Oil prices rose on Thursday after Iran reportedly hit a container ship in the Strait of Hormuz, halting shipping traffic through the crucial waterway.
The price of Brent crude, the global oil benchmark, rose more than 2 percent to around $75 a barrel. West Texas Intermediate crude, the U.S. benchmark, also rose more than 2 percent, to around $72 a barrel.
Prices had fluctuated throughout the day, at one point reaching levels not seen since the start of the war with Iran.
Before the strike, traffic through the strait had increased steadily this week. On Wednesday, 78 vessels transited the waterway, making it “the busiest day since the war began,” according to S&P Global Energy. This represents 57 percent of pre-war daily volume.
The decline in oil prices had accelerated as efforts to clear a backlog of ships stuck in the Persian Gulf moved forward, easing concerns about supply disruptions. Still, Grace Zwemmer of Oxford Economics said in a report on supply chain stress that shipping through the Strait of Hormuz “remains more expensive and risky than before the war due to the potential presence of sea mines and high risk premiums.”
Falling energy prices “will drive freight rates down over time,” Zwemmer said, because fuel is typically the largest operating expense for ships. But not all freight rates will respond in the same way: tanker rates rose the fastest and subsequently moderated significantly, while container ship rates have only begun to rise more recently and may take longer to return to levels close to pre-war prices.
Gasoline prices in the United States, which do not move at the same pace as crude oil and generally lag a few days behind increases or declines, fell slightly on Thursday, to a national average of $3.92 a gallon, according to motor club AAA. Gasoline prices continue to rise more than 30 percent since the start of the war. The average price of diesel fell 2 cents to $4.96 on Thursday, a 32 percent increase since the start of the war.

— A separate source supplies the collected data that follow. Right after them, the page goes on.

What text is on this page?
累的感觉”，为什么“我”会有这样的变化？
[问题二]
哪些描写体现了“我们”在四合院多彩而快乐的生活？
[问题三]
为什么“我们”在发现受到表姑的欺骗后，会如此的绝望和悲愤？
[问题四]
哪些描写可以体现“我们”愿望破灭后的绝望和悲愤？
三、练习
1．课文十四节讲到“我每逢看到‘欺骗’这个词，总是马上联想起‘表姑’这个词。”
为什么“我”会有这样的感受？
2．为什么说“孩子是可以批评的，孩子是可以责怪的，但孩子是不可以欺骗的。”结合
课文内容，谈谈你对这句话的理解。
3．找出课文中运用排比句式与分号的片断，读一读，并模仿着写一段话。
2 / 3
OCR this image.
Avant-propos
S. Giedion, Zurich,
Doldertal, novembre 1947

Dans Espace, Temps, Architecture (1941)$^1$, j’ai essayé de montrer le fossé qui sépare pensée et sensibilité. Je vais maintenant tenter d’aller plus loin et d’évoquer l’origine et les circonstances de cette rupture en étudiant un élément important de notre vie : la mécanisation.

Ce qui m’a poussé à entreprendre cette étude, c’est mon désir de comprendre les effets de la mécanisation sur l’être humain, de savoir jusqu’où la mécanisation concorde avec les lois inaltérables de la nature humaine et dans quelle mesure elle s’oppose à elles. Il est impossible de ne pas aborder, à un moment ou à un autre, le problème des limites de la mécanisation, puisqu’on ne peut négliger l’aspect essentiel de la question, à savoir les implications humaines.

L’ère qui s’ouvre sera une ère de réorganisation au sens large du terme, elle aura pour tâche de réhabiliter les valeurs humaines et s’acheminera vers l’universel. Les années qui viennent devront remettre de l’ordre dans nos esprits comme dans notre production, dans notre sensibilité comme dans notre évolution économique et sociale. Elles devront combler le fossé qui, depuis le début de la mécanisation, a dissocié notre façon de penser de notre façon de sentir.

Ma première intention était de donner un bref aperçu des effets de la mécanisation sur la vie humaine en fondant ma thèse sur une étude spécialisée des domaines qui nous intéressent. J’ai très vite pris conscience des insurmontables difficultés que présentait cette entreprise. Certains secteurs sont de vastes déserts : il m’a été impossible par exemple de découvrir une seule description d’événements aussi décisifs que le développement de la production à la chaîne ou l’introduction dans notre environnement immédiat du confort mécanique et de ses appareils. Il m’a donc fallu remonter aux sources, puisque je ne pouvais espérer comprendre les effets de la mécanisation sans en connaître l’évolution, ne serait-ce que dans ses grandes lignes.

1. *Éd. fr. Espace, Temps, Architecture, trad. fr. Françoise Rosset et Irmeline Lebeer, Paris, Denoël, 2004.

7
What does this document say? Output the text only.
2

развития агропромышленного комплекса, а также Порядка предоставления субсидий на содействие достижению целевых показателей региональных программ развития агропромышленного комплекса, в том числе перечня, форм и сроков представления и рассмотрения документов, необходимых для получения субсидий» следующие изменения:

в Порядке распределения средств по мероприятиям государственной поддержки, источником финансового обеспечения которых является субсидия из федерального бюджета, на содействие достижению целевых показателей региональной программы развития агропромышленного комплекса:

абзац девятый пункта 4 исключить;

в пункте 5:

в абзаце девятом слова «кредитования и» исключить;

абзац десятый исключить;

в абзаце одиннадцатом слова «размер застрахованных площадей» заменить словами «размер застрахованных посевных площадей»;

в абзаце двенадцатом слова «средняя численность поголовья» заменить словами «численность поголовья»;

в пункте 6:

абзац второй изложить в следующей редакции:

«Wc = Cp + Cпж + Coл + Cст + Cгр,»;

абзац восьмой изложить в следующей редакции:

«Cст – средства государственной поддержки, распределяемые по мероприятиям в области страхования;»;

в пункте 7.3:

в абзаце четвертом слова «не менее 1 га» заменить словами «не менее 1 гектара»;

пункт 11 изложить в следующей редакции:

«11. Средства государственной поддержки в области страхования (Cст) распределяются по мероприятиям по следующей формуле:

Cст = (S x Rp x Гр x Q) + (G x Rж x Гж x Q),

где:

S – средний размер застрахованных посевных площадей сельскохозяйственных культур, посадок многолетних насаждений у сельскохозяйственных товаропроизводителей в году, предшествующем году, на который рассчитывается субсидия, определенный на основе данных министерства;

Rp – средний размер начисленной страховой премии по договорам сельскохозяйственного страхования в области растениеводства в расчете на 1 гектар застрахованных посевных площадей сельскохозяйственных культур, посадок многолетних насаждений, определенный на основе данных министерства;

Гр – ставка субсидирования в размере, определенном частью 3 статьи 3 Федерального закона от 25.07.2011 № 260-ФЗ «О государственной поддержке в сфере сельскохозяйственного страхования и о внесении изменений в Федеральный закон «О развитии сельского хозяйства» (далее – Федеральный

In stock markets, the US S&P 500 closed the trading day relatively unchanged on Thursday. Strong results from U.S. chipmaker Micron Technology, released after the market closed on Wednesday, appeared to reignite enthusiasm for AI-related companies. The tech-heavy Nasdaq index was down about half a percent at the close.
In Asia, South Korea's KOSPI benchmark gained more than 6 percent, while Japan's Nikkei 225 rose 4.6 percent. Shares in Taiwan rose 0.5 percent. In Europe, the Stoxx 600, a broad index that tracks the region's largest companies, rose almost 1 percent, and the FTSE 100 in Britain rose more than 0.7 percent.